Now I don't quite understand why the sign of t would change anything. Can someone enlighten me?
Best Answer
The sign of $t$ determines which contour you use. The idea is that the integral over the large circular arc shall tend to $0$ when the radius tends to $\infty$, and for that, the integrand must become small, in particular the exponential factor $e^{-iqt}$. We have $\lvert e^z\rvert = e^{\operatorname{Re} z}$, and $\operatorname{Re} (-iqt) = t\cdot \operatorname{Im} q$. For $t > 0$, that becomes negative, and hence the integrand small if $q$ is in the lower half plane, for $t < 0$, the integrand becomes small when $q$ is in the upper half plane.

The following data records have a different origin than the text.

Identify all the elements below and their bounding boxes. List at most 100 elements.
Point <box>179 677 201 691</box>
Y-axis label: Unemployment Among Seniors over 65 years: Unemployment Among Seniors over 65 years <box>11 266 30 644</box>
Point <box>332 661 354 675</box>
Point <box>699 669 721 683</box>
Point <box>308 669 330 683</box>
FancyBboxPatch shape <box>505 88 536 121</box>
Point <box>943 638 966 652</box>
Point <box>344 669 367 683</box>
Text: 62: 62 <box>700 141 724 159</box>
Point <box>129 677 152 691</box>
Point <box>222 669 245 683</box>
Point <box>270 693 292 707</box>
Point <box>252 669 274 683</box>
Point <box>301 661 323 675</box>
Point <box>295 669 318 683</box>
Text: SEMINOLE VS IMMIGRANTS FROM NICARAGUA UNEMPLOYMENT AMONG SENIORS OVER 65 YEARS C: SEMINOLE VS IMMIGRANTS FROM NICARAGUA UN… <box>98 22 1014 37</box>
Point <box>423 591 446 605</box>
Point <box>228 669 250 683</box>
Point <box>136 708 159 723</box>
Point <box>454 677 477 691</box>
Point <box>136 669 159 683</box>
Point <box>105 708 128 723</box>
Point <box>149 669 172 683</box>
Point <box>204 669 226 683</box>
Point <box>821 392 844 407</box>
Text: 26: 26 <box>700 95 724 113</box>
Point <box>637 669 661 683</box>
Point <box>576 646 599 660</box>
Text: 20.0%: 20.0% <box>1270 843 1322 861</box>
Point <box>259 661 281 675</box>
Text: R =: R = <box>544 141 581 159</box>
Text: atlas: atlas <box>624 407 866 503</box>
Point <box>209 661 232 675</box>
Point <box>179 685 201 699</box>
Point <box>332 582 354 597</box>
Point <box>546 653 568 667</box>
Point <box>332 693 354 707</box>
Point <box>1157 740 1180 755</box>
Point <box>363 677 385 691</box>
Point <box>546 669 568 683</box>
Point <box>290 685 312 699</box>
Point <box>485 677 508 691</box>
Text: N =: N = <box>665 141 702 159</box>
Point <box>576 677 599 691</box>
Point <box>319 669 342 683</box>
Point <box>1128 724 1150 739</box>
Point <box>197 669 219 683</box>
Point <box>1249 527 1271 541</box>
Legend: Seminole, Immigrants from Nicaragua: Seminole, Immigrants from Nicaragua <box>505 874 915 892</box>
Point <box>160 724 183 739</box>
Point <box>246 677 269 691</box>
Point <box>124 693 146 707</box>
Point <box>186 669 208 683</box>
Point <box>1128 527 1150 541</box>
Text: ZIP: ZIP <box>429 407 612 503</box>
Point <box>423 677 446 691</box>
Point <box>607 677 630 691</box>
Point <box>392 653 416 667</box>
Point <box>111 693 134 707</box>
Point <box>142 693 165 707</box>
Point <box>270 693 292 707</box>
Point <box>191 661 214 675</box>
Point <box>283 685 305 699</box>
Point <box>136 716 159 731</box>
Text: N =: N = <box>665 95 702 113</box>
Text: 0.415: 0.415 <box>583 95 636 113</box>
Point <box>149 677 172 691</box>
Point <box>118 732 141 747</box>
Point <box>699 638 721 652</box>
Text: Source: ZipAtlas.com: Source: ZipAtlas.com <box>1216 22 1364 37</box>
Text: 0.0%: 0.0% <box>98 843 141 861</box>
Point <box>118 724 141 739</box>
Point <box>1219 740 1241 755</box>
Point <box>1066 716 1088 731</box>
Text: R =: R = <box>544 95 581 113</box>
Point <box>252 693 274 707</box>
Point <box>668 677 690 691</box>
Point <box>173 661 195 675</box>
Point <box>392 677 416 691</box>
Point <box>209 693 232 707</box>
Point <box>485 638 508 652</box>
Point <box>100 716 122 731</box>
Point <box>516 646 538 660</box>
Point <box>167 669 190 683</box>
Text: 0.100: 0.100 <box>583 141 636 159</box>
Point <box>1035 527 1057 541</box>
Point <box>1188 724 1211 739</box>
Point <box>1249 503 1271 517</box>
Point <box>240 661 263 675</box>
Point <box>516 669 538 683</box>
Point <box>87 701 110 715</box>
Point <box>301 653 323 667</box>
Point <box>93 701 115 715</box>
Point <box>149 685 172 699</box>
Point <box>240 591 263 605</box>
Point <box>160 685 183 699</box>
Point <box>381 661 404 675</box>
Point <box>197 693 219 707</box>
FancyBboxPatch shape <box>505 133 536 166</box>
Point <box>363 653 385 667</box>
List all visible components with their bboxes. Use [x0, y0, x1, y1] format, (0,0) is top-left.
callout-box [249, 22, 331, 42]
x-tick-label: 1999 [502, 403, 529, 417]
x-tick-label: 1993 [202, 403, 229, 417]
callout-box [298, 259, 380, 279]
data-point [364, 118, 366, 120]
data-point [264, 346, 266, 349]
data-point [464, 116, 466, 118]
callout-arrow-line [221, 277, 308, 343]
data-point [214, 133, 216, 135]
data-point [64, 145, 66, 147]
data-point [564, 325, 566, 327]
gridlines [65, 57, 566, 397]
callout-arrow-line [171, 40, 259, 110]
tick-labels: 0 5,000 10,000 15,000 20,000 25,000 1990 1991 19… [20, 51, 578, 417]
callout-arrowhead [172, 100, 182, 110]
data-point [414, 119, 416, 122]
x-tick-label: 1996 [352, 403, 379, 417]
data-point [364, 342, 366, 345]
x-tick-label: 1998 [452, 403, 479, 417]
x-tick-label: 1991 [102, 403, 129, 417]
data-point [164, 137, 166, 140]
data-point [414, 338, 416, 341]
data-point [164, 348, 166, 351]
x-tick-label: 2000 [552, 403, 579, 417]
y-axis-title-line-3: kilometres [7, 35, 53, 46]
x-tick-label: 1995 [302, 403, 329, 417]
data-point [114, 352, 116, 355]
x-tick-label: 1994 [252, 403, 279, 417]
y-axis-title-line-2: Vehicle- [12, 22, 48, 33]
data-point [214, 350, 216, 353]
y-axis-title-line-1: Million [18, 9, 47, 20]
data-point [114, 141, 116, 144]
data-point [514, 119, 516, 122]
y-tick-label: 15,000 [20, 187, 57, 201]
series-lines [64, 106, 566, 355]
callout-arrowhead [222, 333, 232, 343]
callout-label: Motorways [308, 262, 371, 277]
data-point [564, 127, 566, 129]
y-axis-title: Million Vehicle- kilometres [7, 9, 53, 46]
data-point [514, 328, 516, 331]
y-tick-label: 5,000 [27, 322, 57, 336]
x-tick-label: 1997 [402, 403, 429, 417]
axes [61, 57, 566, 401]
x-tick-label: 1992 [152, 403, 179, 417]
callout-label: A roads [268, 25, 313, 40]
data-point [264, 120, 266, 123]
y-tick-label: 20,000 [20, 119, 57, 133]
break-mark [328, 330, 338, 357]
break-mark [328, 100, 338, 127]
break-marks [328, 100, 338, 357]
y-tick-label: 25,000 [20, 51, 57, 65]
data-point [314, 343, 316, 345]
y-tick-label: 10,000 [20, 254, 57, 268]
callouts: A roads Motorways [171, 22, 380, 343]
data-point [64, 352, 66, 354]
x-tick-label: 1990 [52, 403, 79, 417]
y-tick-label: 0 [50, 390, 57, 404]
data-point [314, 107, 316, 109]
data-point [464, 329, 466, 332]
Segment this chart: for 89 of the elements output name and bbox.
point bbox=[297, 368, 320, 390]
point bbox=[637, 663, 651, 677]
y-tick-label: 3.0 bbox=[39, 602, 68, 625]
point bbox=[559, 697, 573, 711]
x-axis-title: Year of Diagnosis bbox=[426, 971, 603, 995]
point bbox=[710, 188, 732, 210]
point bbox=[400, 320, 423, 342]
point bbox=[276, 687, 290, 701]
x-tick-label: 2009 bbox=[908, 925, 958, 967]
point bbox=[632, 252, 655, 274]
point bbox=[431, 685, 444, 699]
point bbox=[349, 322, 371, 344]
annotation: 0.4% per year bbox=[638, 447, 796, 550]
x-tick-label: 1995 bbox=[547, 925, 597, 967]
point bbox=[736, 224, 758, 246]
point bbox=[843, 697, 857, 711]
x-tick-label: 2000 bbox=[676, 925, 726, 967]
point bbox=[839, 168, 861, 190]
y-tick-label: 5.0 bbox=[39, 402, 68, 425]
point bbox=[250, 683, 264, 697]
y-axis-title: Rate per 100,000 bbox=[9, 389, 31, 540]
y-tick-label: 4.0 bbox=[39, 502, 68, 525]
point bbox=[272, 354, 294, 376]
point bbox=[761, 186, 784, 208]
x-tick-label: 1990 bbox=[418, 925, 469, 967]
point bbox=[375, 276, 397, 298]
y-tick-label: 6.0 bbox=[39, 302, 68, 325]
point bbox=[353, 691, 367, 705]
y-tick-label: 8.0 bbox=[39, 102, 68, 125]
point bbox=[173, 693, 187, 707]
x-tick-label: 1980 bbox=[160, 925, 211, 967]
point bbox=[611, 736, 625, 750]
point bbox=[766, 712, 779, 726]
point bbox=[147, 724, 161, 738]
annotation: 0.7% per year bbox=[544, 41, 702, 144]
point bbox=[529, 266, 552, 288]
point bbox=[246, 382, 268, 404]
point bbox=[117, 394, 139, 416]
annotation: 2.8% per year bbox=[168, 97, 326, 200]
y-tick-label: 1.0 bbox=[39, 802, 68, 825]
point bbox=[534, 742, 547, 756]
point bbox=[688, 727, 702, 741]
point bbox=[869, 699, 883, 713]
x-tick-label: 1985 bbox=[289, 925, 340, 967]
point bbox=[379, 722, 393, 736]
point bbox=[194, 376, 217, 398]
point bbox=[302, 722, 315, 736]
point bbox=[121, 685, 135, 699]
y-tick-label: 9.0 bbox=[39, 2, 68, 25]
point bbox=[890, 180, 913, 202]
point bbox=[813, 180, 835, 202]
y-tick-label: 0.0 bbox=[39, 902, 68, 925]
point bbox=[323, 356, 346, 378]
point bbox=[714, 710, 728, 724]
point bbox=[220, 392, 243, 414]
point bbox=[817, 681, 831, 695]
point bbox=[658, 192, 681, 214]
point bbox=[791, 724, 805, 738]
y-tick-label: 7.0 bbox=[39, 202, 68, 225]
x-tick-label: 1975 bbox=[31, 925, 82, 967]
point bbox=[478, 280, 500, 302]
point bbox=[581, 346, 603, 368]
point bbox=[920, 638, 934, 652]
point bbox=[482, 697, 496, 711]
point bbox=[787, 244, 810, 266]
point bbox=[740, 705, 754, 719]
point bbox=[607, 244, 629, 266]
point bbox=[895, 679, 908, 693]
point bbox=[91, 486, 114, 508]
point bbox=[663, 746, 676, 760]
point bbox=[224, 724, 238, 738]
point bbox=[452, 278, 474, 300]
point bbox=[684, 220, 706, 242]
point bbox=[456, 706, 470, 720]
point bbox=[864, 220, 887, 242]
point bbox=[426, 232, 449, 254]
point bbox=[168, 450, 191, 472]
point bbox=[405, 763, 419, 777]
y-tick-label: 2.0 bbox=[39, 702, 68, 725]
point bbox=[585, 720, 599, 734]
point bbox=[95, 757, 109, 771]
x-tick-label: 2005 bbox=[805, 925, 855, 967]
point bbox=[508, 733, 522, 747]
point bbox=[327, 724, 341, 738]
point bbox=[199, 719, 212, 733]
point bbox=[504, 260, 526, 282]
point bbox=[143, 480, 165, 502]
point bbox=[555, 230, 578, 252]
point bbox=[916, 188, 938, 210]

The contour in the upper half plane does not enclose a pole, hence by the Cauchy integral theorem, the integral is $0$. The contour with the large semicircle in the lower half plane encloses the two poles, and by the residue theorem, it is then $-2\pi i$ times the sum of the residues in the poles ($-2\pi i$ because the contour is negatively oriented).